Clustering Software for Biomedical Applications

Period of Performance: 09/30/2007 - 09/29/2008


Phase 2 SBIR

Recipient Firm

Insightful Corporation
Seattle, WA 98109
Principal Investigator


DESCRIPTION (provided by applicant): We propose to provide clustering software for very large databases and for categorical data. Investigators in virtually all areas of research seek to discover patterns and relationships in data. Computer intensive exploratory analysis, or data mining, is having a huge impact in science and industry (e.g. Berkhin 2002, Maitra 2002). However, the availability of software for obtaining partitions and for their visualization lags far behind the proliferation of proposed methods and the growth in size of available databases.
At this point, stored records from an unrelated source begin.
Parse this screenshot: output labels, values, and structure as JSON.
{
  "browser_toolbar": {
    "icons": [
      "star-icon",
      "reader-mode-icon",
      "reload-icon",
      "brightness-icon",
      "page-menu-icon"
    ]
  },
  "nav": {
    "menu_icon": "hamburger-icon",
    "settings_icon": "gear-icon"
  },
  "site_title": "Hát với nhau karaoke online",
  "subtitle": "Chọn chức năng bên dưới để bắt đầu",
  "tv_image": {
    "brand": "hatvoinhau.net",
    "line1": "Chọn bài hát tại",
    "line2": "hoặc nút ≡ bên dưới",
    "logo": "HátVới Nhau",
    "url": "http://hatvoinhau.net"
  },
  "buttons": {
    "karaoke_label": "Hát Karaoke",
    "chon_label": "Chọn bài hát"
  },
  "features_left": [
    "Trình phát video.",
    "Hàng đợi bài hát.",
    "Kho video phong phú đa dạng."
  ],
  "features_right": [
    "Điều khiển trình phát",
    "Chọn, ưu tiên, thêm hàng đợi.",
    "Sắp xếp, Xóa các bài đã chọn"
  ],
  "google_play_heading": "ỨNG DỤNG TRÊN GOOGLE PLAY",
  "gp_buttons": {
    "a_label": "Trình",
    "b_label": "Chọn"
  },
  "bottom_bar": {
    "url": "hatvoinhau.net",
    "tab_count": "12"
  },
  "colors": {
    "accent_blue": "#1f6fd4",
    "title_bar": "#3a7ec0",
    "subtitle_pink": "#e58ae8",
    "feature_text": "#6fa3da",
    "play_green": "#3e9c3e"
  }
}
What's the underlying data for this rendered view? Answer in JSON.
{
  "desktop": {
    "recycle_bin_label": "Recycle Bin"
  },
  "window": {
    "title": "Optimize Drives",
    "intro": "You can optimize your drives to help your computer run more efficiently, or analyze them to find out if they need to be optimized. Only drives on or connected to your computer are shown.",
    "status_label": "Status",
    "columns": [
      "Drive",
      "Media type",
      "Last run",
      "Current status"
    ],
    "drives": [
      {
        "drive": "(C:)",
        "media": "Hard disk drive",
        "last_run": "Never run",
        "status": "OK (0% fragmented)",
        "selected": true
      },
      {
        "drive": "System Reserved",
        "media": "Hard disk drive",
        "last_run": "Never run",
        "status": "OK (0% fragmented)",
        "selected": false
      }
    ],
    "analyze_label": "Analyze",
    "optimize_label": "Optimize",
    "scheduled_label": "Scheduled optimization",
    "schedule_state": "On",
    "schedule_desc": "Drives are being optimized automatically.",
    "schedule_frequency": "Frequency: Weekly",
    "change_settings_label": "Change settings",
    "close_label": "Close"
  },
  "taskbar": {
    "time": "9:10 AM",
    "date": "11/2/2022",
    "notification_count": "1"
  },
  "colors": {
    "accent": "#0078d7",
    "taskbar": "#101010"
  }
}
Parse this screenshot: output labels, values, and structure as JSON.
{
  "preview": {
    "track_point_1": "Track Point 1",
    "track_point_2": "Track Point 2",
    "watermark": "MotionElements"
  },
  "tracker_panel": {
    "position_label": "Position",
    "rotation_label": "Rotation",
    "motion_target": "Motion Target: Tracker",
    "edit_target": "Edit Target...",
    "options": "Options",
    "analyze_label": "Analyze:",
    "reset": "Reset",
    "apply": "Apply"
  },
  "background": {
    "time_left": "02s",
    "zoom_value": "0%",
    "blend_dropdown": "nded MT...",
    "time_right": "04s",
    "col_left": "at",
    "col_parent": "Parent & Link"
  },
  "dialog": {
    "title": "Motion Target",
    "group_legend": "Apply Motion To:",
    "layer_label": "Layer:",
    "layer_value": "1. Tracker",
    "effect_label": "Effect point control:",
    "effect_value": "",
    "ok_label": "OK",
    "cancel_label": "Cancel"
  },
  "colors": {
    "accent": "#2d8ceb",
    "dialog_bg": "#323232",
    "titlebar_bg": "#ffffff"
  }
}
We believe that implementing new algorithms for clustering of large datasets that may include non-numeric attributes, and visualizing cluster properties will open new opportunities for data analysis. In Phase I, we developed scalable implementations of clustering methods, including k-means and its extensions to categorical and mixed mode data, and demonstrated that we could discover things about data through a combination of clustering and visualization that neither alone could provide. Our ultimate goal in Phases II and III is to develop a modular addition to the S-PLUS language called S+CLUSTER that provides the following key features: - A suite of clustering algorithms suitable for large and possibly high-dimensional datasets that may include categorical attributes; - Extensive capabilities for visual data exploration of the results of clustering; and - Tools for validation and diagnostics facilitating objective assessment of clustering results. We intend to create software that is flexible and easy to use, and which should enable the analysis and understanding of data from a wide range of applications. Clustering or unsupervised classification has been used in genetics research, protein classification, psychiatric research, analysis of biomedical signals, segmentation of medical images, etc. The software will be part of an integrated environment for data analysis, and it will permit the customization of the clustering process, which will extend the ability of biomedical researchers to understand complex data. New insights into microarrays, epidemiological data and protein database may have high potential in drug discovery, disease diagnosis, and treatment.